Ketiganya kembali terdiam merenungkan apa yang baru saja terjadi kepada mereka. Semua kejadian aneh ini mulai terjadi sejak hari ulang tahun mereka yang ke 13 kemarin termasuk pintu misterius yang tiba-tiba muncul di dalam dinding ruang belajar.

“Lebih baik kita kembali melanjutkan rencana kita hari ini untuk memanen jagung bersama pak Narso” kata Dimas memecah kehening mereka. Kedua sahabatnya segera saja menyetujui dan bergegas menuju kebun di belakang asrama. Hamparan ladang yang sering dipandangi Dimas dari balik jendela bangsal. Barisan tanaman jagung yang masih muda tapi siap panen untuk jadi jagung bakar sangat menggoda siapapun. Dimas berjalan santai di antara tanaman-tanaman sayur yang mengelilingi huma di pinggir ladang.

“Selamat sore pak Narso” Pafi menyapa seorang lelaki tua yang sedang duduk di tengah huma sedang asyik menghisap cangklong tembakaunya yang langsung tersenyum melihat kehadiran tiga anak yang sudah sangat dikenalnya.

“Selamat sore anak-anak, ayo duduk dulu disini” Pak Narso menggeser duduknya dengan tangan yang tetap memegang cangklongnya. Dimas, Pafi dan Raji segera mengambil duduk di sebelah pak Narso. Tak lama kemudian datang beberapa anak-anak asrama lainnya yang ikut serta panen itu.

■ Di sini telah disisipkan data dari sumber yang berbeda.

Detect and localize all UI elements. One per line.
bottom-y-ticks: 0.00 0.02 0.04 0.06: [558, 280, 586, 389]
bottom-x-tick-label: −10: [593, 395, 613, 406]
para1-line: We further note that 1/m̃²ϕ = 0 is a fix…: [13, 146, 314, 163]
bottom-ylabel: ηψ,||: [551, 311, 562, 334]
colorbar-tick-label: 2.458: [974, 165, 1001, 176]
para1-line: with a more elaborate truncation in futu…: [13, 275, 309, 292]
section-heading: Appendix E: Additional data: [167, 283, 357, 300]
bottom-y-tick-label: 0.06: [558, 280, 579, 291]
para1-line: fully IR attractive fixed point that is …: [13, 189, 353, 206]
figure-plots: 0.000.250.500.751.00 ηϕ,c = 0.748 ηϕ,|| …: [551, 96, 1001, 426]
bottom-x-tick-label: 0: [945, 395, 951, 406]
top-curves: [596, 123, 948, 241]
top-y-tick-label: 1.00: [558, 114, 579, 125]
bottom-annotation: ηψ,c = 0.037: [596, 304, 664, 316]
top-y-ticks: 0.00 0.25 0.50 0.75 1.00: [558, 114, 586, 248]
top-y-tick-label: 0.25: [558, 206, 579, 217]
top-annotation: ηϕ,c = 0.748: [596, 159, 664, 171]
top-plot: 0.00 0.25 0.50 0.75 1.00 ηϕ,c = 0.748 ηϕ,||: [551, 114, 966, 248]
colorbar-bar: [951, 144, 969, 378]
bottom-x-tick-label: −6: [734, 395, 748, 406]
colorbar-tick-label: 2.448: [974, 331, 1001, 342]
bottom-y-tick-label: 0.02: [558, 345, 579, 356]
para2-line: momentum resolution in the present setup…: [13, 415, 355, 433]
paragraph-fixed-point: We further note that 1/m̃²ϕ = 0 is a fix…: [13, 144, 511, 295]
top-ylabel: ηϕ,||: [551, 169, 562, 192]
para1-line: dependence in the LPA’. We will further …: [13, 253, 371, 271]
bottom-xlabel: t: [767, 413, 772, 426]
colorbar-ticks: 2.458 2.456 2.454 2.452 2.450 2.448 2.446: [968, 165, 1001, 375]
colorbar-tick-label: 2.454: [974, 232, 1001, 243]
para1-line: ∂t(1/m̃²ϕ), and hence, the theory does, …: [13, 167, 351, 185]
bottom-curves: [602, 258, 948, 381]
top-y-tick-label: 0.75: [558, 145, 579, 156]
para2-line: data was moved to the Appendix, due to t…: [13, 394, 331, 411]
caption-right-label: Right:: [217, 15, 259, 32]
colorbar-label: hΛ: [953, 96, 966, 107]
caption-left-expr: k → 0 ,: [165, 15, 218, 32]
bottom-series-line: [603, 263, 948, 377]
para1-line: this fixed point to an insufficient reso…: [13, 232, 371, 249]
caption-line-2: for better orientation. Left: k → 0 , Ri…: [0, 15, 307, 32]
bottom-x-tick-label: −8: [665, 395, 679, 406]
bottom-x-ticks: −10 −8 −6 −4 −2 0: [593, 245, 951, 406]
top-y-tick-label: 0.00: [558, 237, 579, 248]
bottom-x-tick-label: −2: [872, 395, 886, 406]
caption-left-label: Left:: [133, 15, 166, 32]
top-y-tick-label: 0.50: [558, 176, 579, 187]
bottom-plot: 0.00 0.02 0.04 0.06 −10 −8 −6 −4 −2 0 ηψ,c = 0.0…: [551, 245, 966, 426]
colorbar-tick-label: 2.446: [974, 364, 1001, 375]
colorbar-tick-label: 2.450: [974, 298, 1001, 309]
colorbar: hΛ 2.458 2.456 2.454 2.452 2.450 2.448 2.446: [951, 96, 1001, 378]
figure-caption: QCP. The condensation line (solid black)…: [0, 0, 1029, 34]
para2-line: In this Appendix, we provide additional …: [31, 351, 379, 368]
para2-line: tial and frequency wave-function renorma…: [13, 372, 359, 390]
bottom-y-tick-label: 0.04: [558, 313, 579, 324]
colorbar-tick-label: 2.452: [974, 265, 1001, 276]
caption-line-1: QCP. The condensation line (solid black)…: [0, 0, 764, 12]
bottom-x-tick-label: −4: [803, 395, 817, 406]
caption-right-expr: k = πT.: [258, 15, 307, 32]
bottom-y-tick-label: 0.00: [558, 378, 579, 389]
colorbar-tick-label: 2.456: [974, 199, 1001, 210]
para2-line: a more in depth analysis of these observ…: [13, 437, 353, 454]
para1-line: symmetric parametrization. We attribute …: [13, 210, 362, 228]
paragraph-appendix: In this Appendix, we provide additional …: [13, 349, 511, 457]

“Wah nak Inung bawa pasukan rupanya ya” Pak Narso menyapa seorang gadis kecil berkulit coklat dengan mata yang agak besar dan rambut yang dikepang kuda.

“Iya nih pak, siapa yang bisa menolak undangan panen jagung dari pak Narso.” Kata Inung. Satu per satu anak-anak yang datang bersma Inung menyapa pak Narso.

“Baiklah langit sore tampaknya sudah mulai sejuk, kita bisa mulai panen hari ini” Pak Narso bangkit dan mengambil beberapa ani-ani dan bakul.

“Kita harus berbagi tugas, yang laki-laki memotong bongkol jagung dengan ani-ani, sedangkan anak perempuan mengumpulkan jagung yang telah terjatuh ke dalam bakul-bakul ini, dan perlu dua orang untuk menjadi pengumpul jagung di huma” Pak Narso kemudian menjelaskan bagaimana cara kerja panen dan tanpa banyak kesulitan semuanya sudah mulai bekerja memanen jagung.

Suasana begitu ceria, anak-anak begitu menikmati pekerjaan panen jagung itu sehingga tak terasa keringat telah membasahi tubuh mereka. Raji begitu bersemangat memotong bongkol jagung sehingga kurang berhati-hati dalam mengayunkan ani-ani nya. Tangannya tanpa sengaja tergores daun jagung yang cukup tajam sehingga memberikan luka yang cukup dalam di telapak tangan kirinya.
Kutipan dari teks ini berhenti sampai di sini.